Apr 21, 2005 - Sale 2039

Sale 2039 - Lot 135

Unsold
Estimate: $ 1,500 - $ 2,000
ROCKWELL KENT (1882-1971) WHAT VERMONT MEANS TO N. Y. 1936.
211/2x13 inches. Amalgamated Union Label, Lip & B. A., New York.
Condition B+: repaired tear in margins, some affecting text; restored losses in bottom margin. Matted and framed.

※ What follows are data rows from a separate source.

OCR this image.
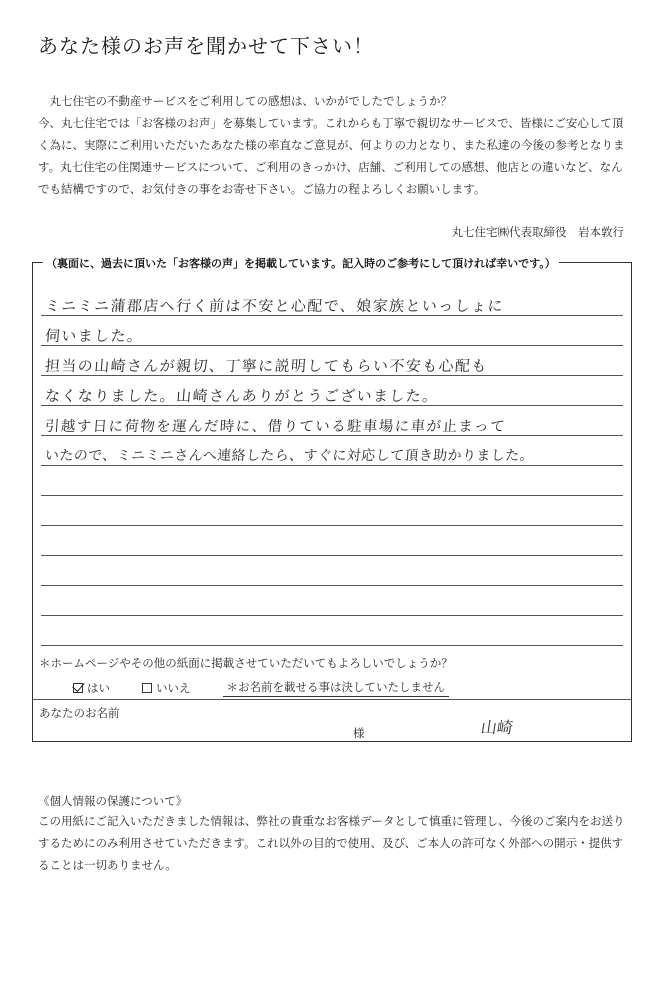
あなた様のお声を聞かせて下さい！

丸七住宅の不動産サービスをご利用しての感想は、いかがでしたでしょうか？

今、丸七住宅では「お客様のお声」を募集しています。これからも丁寧で親切なサービスで、皆様にご安心して頂く為に、実際にご利用いただいたあなた様の率直なご意見が、何よりの力となり、また私達の今後の参考となります。丸七住宅の住関連サービスについて、ご利用のきっかけ、店舗、ご利用しての感想、他店との違いなど、なんでも結構ですので、お気付きの事をお寄せ下さい。ご協力の程よろしくお願いします。

丸七住宅㈱代表取締役　岩本敦行
（裏面に、過去に頂いた「お客様の声」を掲載しています。記入時のご参考にして頂ければ幸いです。）
ミニミニ蒲郡店へ行く前は不安と心配で、娘家族といっしょに
伺いました。
担当の山崎さんが親切、丁寧に説明してもらい不安も心配も
なくなりました。山崎さんありがとうございました。
引越す日に荷物を運んだ時に、借りている駐車場に車が止まって
いたので、ミニミニさんへ連絡したら、すぐに対応して頂き助かりました。
＊ホームページやその他の紙面に掲載させていただいてもよろしいでしょうか？
はい	いいえ	＊お名前を載せる事は決していたしません
あなたのお名前
様	山崎
《個人情報の保護について》
この用紙にご記入いただきました情報は、弊社の貴重なお客様データとして慎重に管理し、今後のご案内をお送りするためにのみ利用させていただきます。これ以外の目的で使用、及び、ご本人の許可なく外部への開示・提供することは一切ありません。
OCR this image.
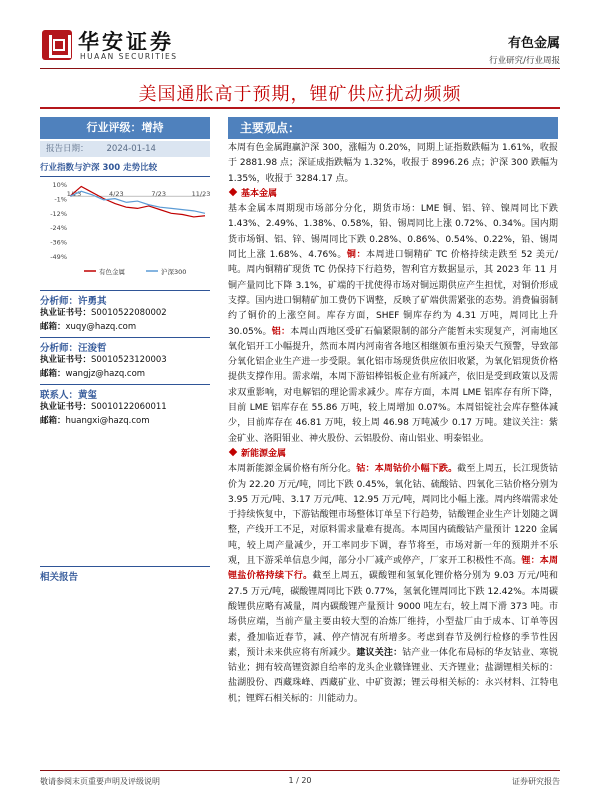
华安证券
HUAAN SECURITIES
有色金属
行业研究/行业周报
美国通胀高于预期，锂矿供应扰动频频
行业评级：增持
报告日期： 2024-01-14
行业指数与沪深 300 走势比较
10%
-1%
-12%
-24%
-36%
-49%
1/23	4/23	7/23	11/23
有色金属	沪深300
分析师：许勇其
执业证书号：S0010522080002
邮箱：xuqy@hazq.com
分析师：汪浚哲
执业证书号：S0010523120003
邮箱：wangjz@hazq.com
联系人：黄玺
执业证书号：S0010122060011
邮箱：huangxi@hazq.com
相关报告
主要观点：

本周有色金属跑赢沪深 300，涨幅为 0.20%，同期上证指数跌幅为 1.61%，收报于 2881.98 点；深证成指跌幅为 1.32%，收报于 8996.26 点；沪深 300 跌幅为 1.35%，收报于 3284.17 点。

基本金属

基本金属本周期现市场部分分化，期货市场：LME 铜、铝、锌、镍周同比下跌 1.43%、2.49%、1.38%、0.58%，铅、锡周同比上涨 0.72%、0.34%。国内期货市场铜、铝、锌、锡周同比下跌 0.28%、0.86%、0.54%、0.22%，铅、锡周同比上涨 1.68%、4.76%。铜：本周进口铜精矿 TC 价格持续走跌至 52 美元/吨。周内铜精矿现货 TC 仍保持下行趋势，智利官方数据显示，其 2023 年 11 月铜产量同比下降 3.1%，矿端的干扰使得市场对铜远期供应产生担忧，对铜价形成支撑。国内进口铜精矿加工费仍下调整，反映了矿端供需紧张的态势。消费偏弱制约了铜价的上涨空间。库存方面，SHEF 铜库存约为 4.31 万吨，周同比上升 30.05%。铝：本周山西地区受矿石偏紧限制的部分产能暂未实现复产，河南地区氧化铝开工小幅提升，然而本周内河南省各地区相继颁布重污染天气预警，导致部分氧化铝企业生产进一步受限。氧化铝市场现货供应依旧收紧，为氧化铝现货价格提供支撑作用。需求端，本周下游铝棒铝板企业有所减产，依旧是受到政策以及需求双重影响，对电解铝的理论需求减少。库存方面，本周 LME 铝库存有所下降，目前 LME 铝库存在 55.86 万吨，较上周增加 0.07%。本周铝锭社会库存整体减少，目前库存在 46.81 万吨，较上周 46.98 万吨减少 0.17 万吨。建议关注：紫金矿业、洛阳钼业、神火股份、云铝股份、南山铝业、明泰铝业。

新能源金属

本周新能源金属价格有所分化。钴：本周钴价小幅下跌。截至上周五，长江现货钴价为 22.20 万元/吨，同比下跌 0.45%，氧化钴、硫酸钴、四氧化三钴价格分别为 3.95 万元/吨、3.17 万元/吨、12.95 万元/吨，周同比小幅上涨。周内终端需求处于持续恢复中，下游钴酸锂市场整体订单呈下行趋势，钴酸锂企业生产计划随之调整，产线开工不足，对原料需求量难有提高。本周国内硫酸钴产量预计 1220 金属吨，较上周产量减少，开工率同步下调，春节将至，市场对新一年的预期并不乐观，且下游采单信息少闻，部分小厂减产或停产，厂家开工积极性不高。锂：本周锂盐价格持续下行。截至上周五，碳酸锂和氢氧化锂价格分别为 9.03 万元/吨和 27.5 万元/吨，碳酸锂周同比下跌 0.77%，氢氧化锂周同比下跌 12.42%。本周碳酸锂供应略有减量，周内碳酸锂产量预计 9000 吨左右，较上周下滑 373 吨。市场供应端，当前产量主要由较大型的冶炼厂维持，小型盐厂由于成本、订单等因素，叠加临近春节，减、停产情况有所增多。考虑到春节及例行检修的季节性因素，预计未来供应将有所减少。建议关注：钴产业一体化布局标的华友钴业、寒锐钴业；拥有较高锂资源自给率的龙头企业赣锋锂业、天齐锂业；盐湖锂相关标的：盐湖股份、西藏珠峰、西藏矿业、中矿资源；锂云母相关标的：永兴材料、江特电机；锂辉石相关标的：川能动力。

敬请参阅末页重要声明及评级说明	1 / 20	证券研究报告
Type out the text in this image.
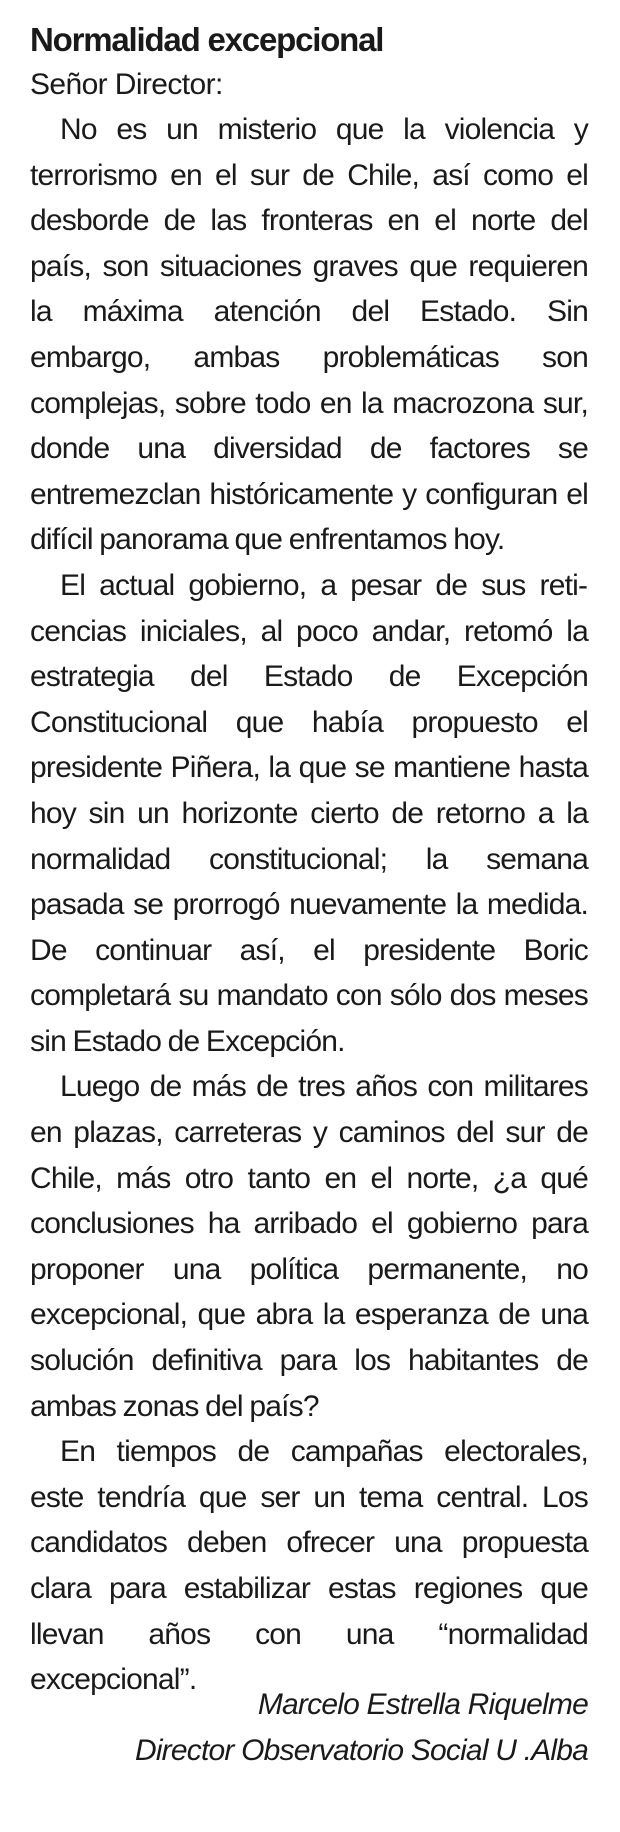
Normalidad excepcional

Señor Director:

No es un misterio que la violencia y terrorismo en el sur de Chile, así como el desborde de las fronteras en el norte del país, son situaciones graves que requieren la máxima atención del Estado. Sin embargo, ambas problemáticas son complejas, sobre todo en la macrozona sur, donde una diversidad de factores se entremezclan históricamente y configuran el difícil panorama que enfrentamos hoy.

El actual gobierno, a pesar de sus reticencias iniciales, al poco andar, retomó la estrategia del Estado de Excepción Constitucional que había propuesto el presidente Piñera, la que se mantiene hasta hoy sin un horizonte cierto de retorno a la normalidad constitucional; la semana pasada se prorrogó nuevamente la medida. De continuar así, el presidente Boric completará su mandato con sólo dos meses sin Estado de Excepción.

Luego de más de tres años con militares en plazas, carreteras y caminos del sur de Chile, más otro tanto en el norte, ¿a qué conclusiones ha arribado el gobierno para proponer una política permanente, no excepcional, que abra la esperanza de una solución definitiva para los habitantes de ambas zonas del país?

En tiempos de campañas electorales, este tendría que ser un tema central. Los candidatos deben ofrecer una propuesta clara para estabilizar estas regiones que llevan años con una “normalidad excepcional”.

Marcelo Estrella Riquelme
Director Observatorio Social U .Alba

One of America's great Art Deco illustrators, Kent was a talented artist, well trained as a wood engraver, lithographer and painter. Throughout his prodigious artistic career Rockwell created only a few posters, which were largely politically or socially motivated. The winter of 1935-36 saw bitter employment problems in Vermont as the marble workers went on strike. During the strike, the Procter Marble Company attempted to evict the workers and their families from company housing. "Kent volunteered to chair a citizen's board of inquiry into the conditions endured by the workers and their families during the strike. From this came the artwork for a poster [which was also used as a report cover]." (JDPA, Spring 1989, p.10). The striking image of a family cast out into the snow with all their possessions cannot help but be compared to Theofile-Alexandre Steinlen's Le Locataire and L'Aisne Devastee. JDPA, Spring 1989, fig. 6.